Protocol of the Session on April 27, 2010

Unbedingt unterstützt werden müssen Initiativen zur Einbeziehung der Eltern der Einwandererkinder.

Meine Damen und Herren, wir wollen, dass mehr Migrantinnen und Migranten Erzieherinnen und Erzieher, Lehrerinnen und Lehrer oder Dozentinnen und Dozenten an der Universität werden. Wir wollen außerdem, dass im Ausland erworbene Bildungsabschlüsse leichter anerkannt werden.

All diese Vorschläge wollten wir in einer Anhörung des Ausschusses mit den Migrantenverbänden erörtern. Die Ausschussmehrheit aus CDU und FDP hat dies aber leider abgelehnt. Deshalb haben wir Grünen Anfang 2009 eine eigene Anhörung durchgeführt, zu der nahezu alle großen Migrantenverbände in Niedersachsen gekommen sind. Das hat uns sehr gefreut. Große Unterstützung gab es für unsere Forderungen im Antrag nach längerer gemeinsamer Schulzeit, nach echten gebundenen Ganztagsschulen und nach einer Sprachförderung, wie ich sie gerade skizziert habe.
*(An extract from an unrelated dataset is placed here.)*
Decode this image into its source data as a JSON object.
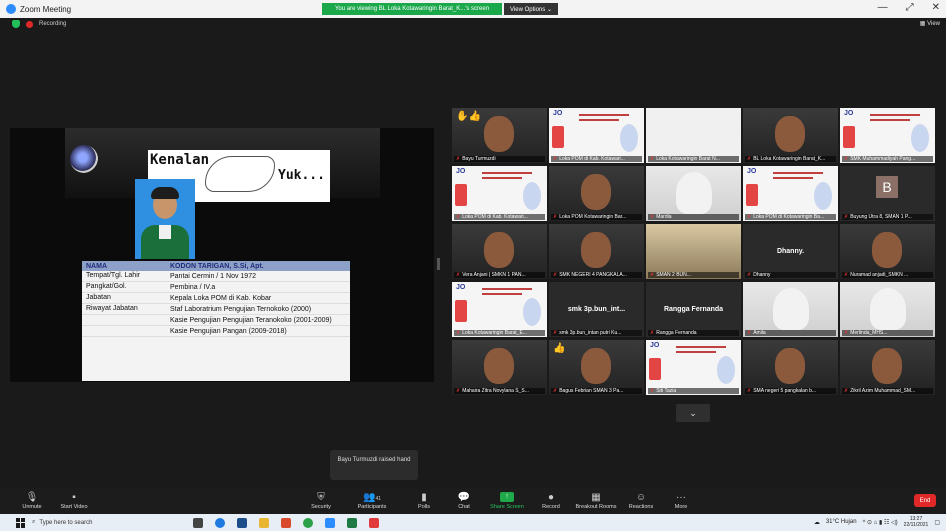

Auch in der Integrationskommission ist die Diskussion ähnlich geführt worden. Dort wurde genauso wie im Kultusausschuss nach langer Verzögerung von der CDU ein eigener Antrag angekündigt. Vorgelegt wurde leider nichts. CDU und FDP haben lieber darauf hingewiesen, was alles schon an Einzelmaßnahmen läuft. Offensichtlich sehen Sie keinen Handlungsbedarf.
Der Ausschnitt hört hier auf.